By: Jemima sherpa
A bit of a history lesson on the Thame School, and its extensive damage following the earthquake:
The original schoolhouse actually stood in a different location in the upper Thame village, and was constructed by Sir Edmund Hillary and his team during the Himalayan Schoolhouse Expedition in 1963.
Up until now the Himalayan Trust Nepal has been administering assistance for the Thame School, particularly for Sherpa community teacher salaries, which are supported by a variety of organisations including the Apa Sherpa Foundation, The American Himalayan Foundation, and the New Zealand chapter of the Himalayan Trust.
Sir Ed's memoirs about the expedition includes a letter, dated 27 October 1962, signed by four leaders of our Sherpa community - Chewang Rimpi; Thak Noori (who was Tenzing and current schoolteacher Kami Doma Sherpa's grandfather, my great-uncle, Yangji and Kami Yangjee's great-grandfather); Kinken Kung; and Khunjo Chumbi ( Tenzing David and Dawa Steven's grandfather). It appeals to him with the following (most likely originally in Nepali or Sambota) :
"We the local people, the Sherpas of Thami, Khumbu, came to know that your honour, helping us in all respects, is going to open some more schools in Khumbu. So we the Thami people are requesting your honour to open a school at Thami just like Khumjung. Though our children have eyes but still they are blind. So all we Sherpas of Thami are praying your honour to make our children just like those in Khumjung. We hope your honour may consider our prayer."
The original school building stood in upper Thame (Thame Teng) and was painted a bright cheerful red with the eight good-luck symbols of Buddhism on it. My father Lhakpa Norbu Sherpa and our community doctor Kami Temba were both students there before going on to study at Khumjung and then Kathmandu and beyond. My dad also taught there briefly.
Unfortunately, that first school building was destroyed in a rockslide, and the school was moved to lower Thame.
In a quirk of history, a newer community building - the Khumbu Mountain Centre (built with the support of the local Buffer Zone which was under the leadership of then-Chair Sonam Gyalzen; The Mountain Institute and EcoHimal including au Phinjo)is still standing and usable in the same place where the old school once stood.
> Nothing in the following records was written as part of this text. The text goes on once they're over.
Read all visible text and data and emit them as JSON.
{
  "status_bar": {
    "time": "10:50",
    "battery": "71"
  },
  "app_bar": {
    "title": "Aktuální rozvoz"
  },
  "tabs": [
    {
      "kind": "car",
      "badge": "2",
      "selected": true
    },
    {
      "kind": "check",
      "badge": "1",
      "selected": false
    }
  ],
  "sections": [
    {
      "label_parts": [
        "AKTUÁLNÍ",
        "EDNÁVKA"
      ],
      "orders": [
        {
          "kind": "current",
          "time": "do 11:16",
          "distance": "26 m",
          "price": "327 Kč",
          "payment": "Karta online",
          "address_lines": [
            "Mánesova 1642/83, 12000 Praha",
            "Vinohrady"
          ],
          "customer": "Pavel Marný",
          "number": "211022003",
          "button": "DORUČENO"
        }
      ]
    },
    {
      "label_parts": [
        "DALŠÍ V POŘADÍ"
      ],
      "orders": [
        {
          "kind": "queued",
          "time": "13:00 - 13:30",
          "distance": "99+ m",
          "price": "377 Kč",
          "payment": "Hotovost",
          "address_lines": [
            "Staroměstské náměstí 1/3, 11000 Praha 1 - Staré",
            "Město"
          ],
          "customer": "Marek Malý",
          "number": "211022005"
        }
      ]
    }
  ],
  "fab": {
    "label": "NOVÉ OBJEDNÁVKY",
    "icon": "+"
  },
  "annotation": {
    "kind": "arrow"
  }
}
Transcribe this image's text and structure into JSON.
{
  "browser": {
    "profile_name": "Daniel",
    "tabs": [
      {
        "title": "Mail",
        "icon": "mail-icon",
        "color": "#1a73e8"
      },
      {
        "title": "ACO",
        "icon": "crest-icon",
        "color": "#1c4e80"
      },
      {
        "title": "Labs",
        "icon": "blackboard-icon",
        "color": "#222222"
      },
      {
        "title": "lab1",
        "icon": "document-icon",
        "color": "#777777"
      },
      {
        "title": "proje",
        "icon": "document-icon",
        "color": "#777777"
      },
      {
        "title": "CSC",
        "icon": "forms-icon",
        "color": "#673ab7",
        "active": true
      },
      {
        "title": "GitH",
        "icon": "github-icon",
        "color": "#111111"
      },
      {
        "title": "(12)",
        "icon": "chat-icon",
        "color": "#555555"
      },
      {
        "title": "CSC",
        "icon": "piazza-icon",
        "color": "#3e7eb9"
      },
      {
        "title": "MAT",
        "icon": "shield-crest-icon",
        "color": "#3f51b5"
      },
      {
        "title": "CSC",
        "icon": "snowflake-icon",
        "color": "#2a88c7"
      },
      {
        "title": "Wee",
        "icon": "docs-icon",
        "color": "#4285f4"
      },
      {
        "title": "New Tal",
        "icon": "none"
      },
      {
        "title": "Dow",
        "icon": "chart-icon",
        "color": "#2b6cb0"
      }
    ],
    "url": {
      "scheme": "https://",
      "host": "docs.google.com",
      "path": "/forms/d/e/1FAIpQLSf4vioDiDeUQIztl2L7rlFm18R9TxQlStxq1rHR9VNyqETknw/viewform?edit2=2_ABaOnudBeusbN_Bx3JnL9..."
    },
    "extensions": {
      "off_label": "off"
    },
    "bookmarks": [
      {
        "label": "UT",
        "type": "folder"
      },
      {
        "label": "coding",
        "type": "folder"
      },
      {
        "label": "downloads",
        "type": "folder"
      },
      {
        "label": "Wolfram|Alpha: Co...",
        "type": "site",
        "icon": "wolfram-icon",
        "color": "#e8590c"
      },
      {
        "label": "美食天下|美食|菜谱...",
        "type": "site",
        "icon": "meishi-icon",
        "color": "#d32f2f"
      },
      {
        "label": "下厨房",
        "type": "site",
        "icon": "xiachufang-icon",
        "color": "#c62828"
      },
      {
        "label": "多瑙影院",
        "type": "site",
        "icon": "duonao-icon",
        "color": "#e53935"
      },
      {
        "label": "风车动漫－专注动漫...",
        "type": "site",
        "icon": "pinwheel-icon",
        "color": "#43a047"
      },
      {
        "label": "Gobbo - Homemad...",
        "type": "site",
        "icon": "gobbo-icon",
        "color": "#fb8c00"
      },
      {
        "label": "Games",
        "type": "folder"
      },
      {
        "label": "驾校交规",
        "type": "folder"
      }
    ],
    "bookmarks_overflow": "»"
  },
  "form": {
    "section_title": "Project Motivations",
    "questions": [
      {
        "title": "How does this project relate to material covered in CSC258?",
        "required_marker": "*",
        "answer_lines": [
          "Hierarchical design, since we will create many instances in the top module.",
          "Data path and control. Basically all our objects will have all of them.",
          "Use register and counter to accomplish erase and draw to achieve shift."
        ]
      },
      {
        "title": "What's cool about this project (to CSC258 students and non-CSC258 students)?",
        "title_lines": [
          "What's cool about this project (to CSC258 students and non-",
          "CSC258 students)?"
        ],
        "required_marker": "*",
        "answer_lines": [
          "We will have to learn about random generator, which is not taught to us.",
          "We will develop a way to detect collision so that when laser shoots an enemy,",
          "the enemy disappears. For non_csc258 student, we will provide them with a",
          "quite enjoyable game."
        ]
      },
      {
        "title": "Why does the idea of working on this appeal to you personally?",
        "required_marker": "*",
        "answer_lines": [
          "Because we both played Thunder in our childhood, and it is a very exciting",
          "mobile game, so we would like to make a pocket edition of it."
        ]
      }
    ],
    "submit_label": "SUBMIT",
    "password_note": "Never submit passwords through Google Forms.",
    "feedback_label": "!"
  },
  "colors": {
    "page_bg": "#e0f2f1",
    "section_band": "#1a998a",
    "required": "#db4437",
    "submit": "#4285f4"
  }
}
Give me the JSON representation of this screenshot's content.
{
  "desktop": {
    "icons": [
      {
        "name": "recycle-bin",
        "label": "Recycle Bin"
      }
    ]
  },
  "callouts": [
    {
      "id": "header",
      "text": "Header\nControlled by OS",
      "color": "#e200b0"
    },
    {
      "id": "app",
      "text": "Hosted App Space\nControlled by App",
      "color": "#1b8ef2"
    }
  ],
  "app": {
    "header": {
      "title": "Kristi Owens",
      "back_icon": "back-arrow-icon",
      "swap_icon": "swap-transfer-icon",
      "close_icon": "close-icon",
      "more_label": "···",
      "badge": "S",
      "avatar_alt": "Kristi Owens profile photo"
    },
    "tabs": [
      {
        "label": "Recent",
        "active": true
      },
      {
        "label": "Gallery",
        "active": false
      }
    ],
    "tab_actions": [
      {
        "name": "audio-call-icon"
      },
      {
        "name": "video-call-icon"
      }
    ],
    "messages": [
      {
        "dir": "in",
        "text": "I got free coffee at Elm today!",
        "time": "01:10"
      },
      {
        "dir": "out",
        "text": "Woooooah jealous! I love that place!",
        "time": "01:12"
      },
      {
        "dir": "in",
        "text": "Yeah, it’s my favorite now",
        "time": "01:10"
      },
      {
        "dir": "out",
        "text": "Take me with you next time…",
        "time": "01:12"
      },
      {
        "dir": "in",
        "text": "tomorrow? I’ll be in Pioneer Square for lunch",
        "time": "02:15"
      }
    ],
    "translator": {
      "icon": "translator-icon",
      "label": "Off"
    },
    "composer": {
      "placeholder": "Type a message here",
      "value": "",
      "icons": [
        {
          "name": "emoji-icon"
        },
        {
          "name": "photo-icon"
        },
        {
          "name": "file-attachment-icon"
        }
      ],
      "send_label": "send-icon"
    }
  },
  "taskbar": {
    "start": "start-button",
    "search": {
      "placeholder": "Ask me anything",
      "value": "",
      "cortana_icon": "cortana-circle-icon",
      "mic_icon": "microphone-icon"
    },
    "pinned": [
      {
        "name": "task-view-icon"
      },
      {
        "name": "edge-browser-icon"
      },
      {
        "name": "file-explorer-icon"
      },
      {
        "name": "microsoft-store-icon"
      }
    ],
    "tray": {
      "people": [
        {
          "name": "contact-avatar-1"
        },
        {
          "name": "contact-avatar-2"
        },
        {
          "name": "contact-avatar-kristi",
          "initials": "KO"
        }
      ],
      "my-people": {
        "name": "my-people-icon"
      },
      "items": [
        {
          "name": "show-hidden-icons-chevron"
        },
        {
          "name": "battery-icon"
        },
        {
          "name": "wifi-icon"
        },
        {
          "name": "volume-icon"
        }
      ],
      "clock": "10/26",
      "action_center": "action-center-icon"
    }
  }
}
Until the Thame School can be rebuilt, it is most likely one of the buildings there will provide shelter to hold classes and make sure the students' education faces as little disruption as possible.
In the long-term, reconstruction of Thame School will be necessary, but it will need to be a well-planned and locally-appropriate construction process. I'm looking forward to working with the Thame Sherpa Heritage Fund (http://www.thamesherpafund.org/) to make this planning process as consultative and locally participatory as possible.
This school's history has been an example of Buddhist lessons on impermanence: buildings, institutions, and people come and go, but the good intentions, relationships, and actions carry on. This is a time to be grateful for all the work and love that has gone into education in Thame, and collaborate to channel the same dedication and faith in education and knowledge for the next generation.